The Emotional Essence of B2B Prospecting

Just because there’s a lot of professionalism in the process of engaging B2B prospects doesn’t mean emotions aren’t essential. But sometimes, people can’t balance between cutting out the role of emotions or overdramatizing them beyond what’s necessary.

An effective and more realistic approach would never veer to either extreme.

When people think of emotional decision making, they immediately think of a lot of clichés. There’s the tyrant CEO who fires somebody just because they brought in the wrong newspaper. There’s the spineless manager who can’t get her careless employees in line.

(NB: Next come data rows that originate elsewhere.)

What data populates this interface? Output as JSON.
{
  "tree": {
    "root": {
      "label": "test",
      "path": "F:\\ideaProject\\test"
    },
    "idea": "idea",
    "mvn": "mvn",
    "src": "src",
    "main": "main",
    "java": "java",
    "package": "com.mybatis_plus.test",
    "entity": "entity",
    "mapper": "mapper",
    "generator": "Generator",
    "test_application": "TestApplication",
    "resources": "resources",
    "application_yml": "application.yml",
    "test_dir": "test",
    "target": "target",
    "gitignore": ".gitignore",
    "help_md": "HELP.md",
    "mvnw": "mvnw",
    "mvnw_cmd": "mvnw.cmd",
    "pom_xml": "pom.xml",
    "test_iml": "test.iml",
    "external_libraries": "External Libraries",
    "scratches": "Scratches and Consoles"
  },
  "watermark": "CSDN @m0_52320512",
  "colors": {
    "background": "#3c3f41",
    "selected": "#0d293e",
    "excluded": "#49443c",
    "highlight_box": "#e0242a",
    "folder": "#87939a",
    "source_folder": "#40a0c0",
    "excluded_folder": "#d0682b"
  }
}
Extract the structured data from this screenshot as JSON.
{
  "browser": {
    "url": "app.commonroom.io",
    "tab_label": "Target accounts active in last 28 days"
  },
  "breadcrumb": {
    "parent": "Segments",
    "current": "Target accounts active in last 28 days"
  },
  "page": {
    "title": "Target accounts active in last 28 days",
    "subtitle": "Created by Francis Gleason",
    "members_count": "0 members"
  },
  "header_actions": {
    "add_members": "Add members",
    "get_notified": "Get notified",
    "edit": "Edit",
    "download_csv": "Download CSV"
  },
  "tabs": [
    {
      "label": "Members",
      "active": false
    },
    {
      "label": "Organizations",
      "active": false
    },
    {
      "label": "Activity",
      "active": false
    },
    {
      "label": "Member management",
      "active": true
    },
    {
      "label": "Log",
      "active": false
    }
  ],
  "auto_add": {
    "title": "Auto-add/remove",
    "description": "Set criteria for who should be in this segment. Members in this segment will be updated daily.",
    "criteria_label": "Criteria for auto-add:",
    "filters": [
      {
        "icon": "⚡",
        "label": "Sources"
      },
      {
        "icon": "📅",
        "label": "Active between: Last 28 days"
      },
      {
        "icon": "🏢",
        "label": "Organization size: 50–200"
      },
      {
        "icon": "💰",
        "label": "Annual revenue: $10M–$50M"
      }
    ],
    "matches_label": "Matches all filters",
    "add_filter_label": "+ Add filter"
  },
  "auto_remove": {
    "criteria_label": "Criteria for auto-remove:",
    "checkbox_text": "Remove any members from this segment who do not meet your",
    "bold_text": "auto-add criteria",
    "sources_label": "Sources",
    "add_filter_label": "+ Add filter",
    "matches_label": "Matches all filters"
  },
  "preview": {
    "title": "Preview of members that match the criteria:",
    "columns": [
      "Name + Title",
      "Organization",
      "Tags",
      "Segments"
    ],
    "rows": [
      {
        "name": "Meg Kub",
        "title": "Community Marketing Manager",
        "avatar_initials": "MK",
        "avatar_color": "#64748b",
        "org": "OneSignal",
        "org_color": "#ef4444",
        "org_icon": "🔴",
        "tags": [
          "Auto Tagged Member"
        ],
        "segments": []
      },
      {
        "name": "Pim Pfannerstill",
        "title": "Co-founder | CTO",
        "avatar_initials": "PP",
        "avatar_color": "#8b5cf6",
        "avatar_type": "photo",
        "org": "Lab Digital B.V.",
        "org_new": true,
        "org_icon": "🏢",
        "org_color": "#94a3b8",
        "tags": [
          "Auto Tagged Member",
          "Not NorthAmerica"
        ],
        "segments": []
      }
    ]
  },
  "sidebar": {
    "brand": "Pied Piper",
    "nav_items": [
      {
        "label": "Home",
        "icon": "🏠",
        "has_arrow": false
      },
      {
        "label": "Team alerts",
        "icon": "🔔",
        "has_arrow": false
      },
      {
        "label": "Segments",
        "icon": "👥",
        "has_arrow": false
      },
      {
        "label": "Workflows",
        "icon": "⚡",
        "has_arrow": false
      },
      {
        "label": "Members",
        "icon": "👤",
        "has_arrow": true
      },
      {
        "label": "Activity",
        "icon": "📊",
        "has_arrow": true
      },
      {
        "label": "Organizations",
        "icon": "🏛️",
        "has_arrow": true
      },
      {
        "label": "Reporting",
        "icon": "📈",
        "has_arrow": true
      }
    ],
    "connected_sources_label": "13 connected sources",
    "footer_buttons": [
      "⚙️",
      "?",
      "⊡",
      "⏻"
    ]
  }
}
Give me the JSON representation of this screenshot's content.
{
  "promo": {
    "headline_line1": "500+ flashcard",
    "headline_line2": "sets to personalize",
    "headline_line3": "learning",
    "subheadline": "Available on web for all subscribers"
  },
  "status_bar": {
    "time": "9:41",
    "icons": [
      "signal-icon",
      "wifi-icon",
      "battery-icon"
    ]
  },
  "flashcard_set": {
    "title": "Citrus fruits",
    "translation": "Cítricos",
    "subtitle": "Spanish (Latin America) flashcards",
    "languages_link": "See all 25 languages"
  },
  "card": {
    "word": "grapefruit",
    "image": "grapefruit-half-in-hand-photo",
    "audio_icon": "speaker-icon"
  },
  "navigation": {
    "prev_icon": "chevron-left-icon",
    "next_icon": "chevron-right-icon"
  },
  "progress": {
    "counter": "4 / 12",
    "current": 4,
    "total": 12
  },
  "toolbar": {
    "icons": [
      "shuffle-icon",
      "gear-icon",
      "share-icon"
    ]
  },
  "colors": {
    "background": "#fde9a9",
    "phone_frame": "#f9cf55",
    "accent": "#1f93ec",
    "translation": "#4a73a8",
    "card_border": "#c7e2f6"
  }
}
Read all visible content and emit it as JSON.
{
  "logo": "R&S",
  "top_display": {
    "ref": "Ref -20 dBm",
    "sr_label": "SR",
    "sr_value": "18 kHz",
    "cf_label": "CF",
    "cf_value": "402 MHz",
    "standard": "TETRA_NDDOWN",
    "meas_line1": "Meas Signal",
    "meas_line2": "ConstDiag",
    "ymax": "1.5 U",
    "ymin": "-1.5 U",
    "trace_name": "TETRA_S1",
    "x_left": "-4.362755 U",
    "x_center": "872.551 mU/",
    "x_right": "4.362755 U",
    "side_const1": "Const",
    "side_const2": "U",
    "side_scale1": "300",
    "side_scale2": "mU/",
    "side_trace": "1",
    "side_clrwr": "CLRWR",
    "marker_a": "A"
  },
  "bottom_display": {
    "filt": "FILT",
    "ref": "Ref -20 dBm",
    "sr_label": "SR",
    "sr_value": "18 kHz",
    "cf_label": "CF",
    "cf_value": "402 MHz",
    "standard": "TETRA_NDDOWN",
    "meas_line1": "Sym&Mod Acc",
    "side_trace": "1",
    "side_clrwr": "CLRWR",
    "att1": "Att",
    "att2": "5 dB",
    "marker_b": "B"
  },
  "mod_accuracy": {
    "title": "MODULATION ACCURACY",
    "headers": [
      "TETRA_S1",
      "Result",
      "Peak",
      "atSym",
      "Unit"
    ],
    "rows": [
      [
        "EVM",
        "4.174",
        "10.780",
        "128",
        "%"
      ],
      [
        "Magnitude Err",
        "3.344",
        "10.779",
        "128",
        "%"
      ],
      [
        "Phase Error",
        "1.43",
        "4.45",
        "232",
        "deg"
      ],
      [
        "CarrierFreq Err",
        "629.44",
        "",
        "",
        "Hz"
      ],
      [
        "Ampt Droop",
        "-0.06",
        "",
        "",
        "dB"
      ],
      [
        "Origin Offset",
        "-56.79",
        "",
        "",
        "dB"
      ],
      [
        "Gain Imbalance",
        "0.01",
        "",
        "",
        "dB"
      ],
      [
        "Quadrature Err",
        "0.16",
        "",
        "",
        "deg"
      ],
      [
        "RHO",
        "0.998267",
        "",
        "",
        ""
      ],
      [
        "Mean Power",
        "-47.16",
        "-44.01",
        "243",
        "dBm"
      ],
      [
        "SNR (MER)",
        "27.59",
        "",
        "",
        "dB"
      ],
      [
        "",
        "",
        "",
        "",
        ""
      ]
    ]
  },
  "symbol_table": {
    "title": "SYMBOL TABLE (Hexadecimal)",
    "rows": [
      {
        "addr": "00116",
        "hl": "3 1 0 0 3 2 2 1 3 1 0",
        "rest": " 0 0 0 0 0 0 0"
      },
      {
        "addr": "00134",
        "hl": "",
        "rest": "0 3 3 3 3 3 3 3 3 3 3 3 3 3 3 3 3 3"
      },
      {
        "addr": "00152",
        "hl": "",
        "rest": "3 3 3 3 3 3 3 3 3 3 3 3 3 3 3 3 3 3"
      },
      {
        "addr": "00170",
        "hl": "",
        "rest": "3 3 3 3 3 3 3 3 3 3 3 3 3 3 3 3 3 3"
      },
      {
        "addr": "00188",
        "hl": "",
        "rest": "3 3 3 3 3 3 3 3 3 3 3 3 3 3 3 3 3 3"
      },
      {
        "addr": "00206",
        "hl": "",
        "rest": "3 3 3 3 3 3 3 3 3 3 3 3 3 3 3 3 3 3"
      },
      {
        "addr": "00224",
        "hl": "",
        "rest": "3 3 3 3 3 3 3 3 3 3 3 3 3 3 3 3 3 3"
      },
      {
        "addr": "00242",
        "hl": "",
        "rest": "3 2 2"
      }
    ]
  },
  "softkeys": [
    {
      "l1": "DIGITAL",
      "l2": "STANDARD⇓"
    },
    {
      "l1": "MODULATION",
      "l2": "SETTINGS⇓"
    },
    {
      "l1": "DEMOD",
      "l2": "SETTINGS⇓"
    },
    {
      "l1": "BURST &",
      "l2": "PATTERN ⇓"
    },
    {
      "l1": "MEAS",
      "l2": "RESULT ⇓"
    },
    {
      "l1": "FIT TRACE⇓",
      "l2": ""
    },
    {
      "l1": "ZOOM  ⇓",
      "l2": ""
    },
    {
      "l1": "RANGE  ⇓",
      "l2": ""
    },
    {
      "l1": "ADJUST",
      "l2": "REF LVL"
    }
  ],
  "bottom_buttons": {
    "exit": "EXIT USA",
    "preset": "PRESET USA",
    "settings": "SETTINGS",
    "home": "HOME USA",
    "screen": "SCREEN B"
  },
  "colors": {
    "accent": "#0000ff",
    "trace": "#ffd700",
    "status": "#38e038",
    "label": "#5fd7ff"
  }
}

They don’t immediately think of the more real situations where people still think but at the same time are doing so under the guidance of their emotions. What about the supervisor who wants to outsource because his whole department is caving in from doing too much leg work? What about the executive who can’t stand another minute of crunching financial numbers because they’d rather focus on a product launch? What about office politics? You’d be surprised to learn that they require emotional intelligence more than anything purely fact and/or logic-based.

These are all indicators of prospect needs but at the same time, the reasons are no less emotional. Now if you still can’t figure out exactly what differentiates them from bad emotional decision making, here it is:

  • Emotions are justified by work – The relationship between work and the emotions involved is strong enough for them to justify each other. They’re not petty. Complexity of a pain point doesn’t even have to be in the equation. It’s already enough that your prospect’s emotions (whether it’s distress, determination, excitement) are in equal proportion with the work involved.
  • They actually make more sense – Think of it like witnessing strange prospect behavior for the first time but finding it increasingly accepted as you do a bit more digging. Sometimes a prospect’s hesitation or eagerness makes more sense if you actually allow the possibility of emotions to fill in the blanks. Do you honestly think everyone around prefers to reduce costs just for the sake of reducing them?
  • Maturity can also spot overreaction – Emotional intelligence implies maturity. That in turn means you know whether an emotional element to a particular decision is proper or not. That’s why understanding the role of emotions in prospect behavior is key to balancing out how much of an emotional factor should be considered.

When you know how much emotion is involved and how much should actually be behind a prospect decision, you develop a stronger sense of empathy. When you have a good sense of empathy, you will understand how there is still an emotional essence to B2B prospecting.